DELETE returns 200 + the archived row (not 204), so scripts can confirm the archived_at timestamp before moving on. The gateway fleet picks up the archive on the next /changes tick (≤30 s) and stops firing the rule.

Gotchas

  • At least one matcher is required. Rules with no matchers that would match every request are unsupported in v1 — that’s the per-VK cache.mode default’s job. Author an explicit matcher instead.
  • matchers and action are REPLACED on PATCH. If you PATCH /cache-rules/:id with a matchers object, the stored value is replaced wholesale. To add a new matcher, include the existing ones too.
  • model matchers fire on both endpoints. Earlier iterations had a caveat that matchers.model didn’t fire on /v1/messages due to pipeline ordering — that was fixed via a cheap single-field JSON peek (extractModelField, ~150 ns, zero-alloc on no-rules path). Rules like matchers.model = "claude-haiku-*" now match on both /v1/chat/completions and /v1/messages.

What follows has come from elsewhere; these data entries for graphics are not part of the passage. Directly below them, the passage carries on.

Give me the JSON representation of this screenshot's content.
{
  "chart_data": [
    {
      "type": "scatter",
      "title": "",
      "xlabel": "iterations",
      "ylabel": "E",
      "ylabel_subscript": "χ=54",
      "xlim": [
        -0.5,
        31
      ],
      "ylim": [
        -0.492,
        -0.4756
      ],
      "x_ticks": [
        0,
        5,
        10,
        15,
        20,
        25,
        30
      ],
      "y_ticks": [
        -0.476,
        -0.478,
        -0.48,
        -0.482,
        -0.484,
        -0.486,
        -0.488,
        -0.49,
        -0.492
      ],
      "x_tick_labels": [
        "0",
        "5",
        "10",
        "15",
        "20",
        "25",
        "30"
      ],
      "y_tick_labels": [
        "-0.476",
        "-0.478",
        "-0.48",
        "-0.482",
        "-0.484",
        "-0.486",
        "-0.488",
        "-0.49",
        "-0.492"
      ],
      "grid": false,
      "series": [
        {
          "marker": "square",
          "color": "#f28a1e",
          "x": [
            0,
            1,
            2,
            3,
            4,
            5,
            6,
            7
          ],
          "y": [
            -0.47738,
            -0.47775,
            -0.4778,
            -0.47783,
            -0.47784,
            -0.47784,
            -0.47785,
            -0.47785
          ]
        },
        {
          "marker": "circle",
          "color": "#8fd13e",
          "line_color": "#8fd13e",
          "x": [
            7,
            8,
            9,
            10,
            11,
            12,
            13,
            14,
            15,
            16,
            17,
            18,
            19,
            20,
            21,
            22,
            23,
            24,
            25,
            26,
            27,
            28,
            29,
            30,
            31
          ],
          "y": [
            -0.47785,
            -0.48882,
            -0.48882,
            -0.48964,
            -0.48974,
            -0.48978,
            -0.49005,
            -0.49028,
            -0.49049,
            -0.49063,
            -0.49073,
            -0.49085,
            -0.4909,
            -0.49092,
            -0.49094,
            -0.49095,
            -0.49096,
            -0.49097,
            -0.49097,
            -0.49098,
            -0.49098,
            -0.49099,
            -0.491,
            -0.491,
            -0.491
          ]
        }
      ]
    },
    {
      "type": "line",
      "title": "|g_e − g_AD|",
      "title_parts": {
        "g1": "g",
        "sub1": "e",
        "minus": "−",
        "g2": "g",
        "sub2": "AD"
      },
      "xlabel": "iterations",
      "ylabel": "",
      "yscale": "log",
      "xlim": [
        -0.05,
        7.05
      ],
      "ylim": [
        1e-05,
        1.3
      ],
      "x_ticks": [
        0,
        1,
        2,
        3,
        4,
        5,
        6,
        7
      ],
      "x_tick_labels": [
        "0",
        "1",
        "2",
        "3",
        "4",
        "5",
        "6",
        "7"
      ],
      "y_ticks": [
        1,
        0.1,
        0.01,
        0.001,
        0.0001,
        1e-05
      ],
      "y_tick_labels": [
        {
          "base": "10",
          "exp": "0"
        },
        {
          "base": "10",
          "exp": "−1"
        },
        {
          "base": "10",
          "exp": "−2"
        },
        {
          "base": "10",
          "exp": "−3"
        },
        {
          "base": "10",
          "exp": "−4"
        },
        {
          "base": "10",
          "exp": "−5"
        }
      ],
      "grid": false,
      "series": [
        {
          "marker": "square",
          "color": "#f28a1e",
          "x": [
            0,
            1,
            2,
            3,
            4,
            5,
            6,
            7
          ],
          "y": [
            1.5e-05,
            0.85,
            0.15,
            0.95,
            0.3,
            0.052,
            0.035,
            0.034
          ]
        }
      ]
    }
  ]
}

  • Per-request header always wins. A client that sends X-LangWatch-Cache: disable bypasses every rule. This is intentional — it’s the per-request escape hatch for repros and cold-cache benchmarks.
  • Rules are organization-scoped. They apply to every VK in the organization, not just the project whose API key you used to author them. Scope a rule narrowly with matchers.vk_id / vk_tags / vk_prefix if you want project- or environment-specific behaviour.